$ sdks
SDKs in six languages.
Drop-in clients for the languages most people writing desktop software
actually use. Each SDK ships an AGENTS.md in the repo for AI
coding tools, integration tests, an example app, and a stable public API
versioned with semver.
| Language | Install | Runtime | Links |
|---|---|---|---|
| Python | pip install authforge-sdk | Python 3.9+ | docs · repo |
| Node.js | npm install @authforgecc/sdk | Node 18+ (TypeScript types included) | docs · repo |
| Go | go get github.com/AuthForgeCC/authforge-go | Go 1.21+ | docs · repo |
| Rust | cargo add authforge | Rust 1.70+ | docs · repo |
| C# | dotnet add package AuthForge | .NET 6.0+ | docs · repo |
| C++ | cmake-fetched header + libsodium | C++17 | docs · repo |
Two integration patterns
Every SDK supports both modes. Pick whichever matches your app's runtime model. You can mix them across products on the same account; the credit pool doesn't care.

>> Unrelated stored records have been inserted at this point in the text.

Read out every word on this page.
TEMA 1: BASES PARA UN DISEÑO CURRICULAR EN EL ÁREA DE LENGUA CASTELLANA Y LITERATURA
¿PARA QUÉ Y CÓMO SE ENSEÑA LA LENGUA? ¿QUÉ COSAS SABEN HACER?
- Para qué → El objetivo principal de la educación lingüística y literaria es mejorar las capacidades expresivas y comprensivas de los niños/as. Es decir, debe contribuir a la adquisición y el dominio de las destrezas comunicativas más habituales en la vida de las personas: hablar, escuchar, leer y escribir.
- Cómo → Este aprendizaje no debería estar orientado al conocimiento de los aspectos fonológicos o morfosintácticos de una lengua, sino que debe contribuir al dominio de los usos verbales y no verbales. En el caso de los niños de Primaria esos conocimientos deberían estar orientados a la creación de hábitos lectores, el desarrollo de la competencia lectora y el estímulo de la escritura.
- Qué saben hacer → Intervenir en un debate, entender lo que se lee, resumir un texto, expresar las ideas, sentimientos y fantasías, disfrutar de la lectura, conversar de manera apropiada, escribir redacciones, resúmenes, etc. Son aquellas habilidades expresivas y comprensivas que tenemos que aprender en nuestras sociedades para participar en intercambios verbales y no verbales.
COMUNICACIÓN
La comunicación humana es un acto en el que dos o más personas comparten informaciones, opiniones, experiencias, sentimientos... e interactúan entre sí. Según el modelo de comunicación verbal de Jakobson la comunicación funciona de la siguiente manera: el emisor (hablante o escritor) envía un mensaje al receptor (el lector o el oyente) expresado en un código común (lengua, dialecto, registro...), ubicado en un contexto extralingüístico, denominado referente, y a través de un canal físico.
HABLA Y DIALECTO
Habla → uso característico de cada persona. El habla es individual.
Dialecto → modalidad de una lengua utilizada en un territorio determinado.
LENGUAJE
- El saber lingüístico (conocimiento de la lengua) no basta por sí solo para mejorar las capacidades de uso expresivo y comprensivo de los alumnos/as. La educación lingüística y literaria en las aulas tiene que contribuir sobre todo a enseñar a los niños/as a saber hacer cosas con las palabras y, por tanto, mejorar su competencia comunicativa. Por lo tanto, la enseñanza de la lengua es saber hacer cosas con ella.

Stateful: login + heartbeat
App calls validate_license() on launch (1 credit), then
calls heartbeat() on a recurring interval (typically
every 5–15 minutes) to keep the session alive.
Best for: long-running desktop apps, productivity tools, games, or anything where session-level concurrent-use enforcement matters. Heartbeats bill at 10:1, so the marginal cost is small.
Stateless: one-shot validate
App calls validate_license() once per launch (or once
per privileged operation) and skips heartbeats entirely.
Best for: short-lived CLI tools, command-line utilities, scripts that run once-per-invocation, or any flow where there's no long-lived session to monitor.
SDK we don't have? Build your own.
The wire protocol is documented in full at docs.authforge.cc/api/runtime . You need an HTTPS client and an Ed25519 verify primitive; almost every modern stdlib has both. The signed validation page has verification snippets you can lift directly.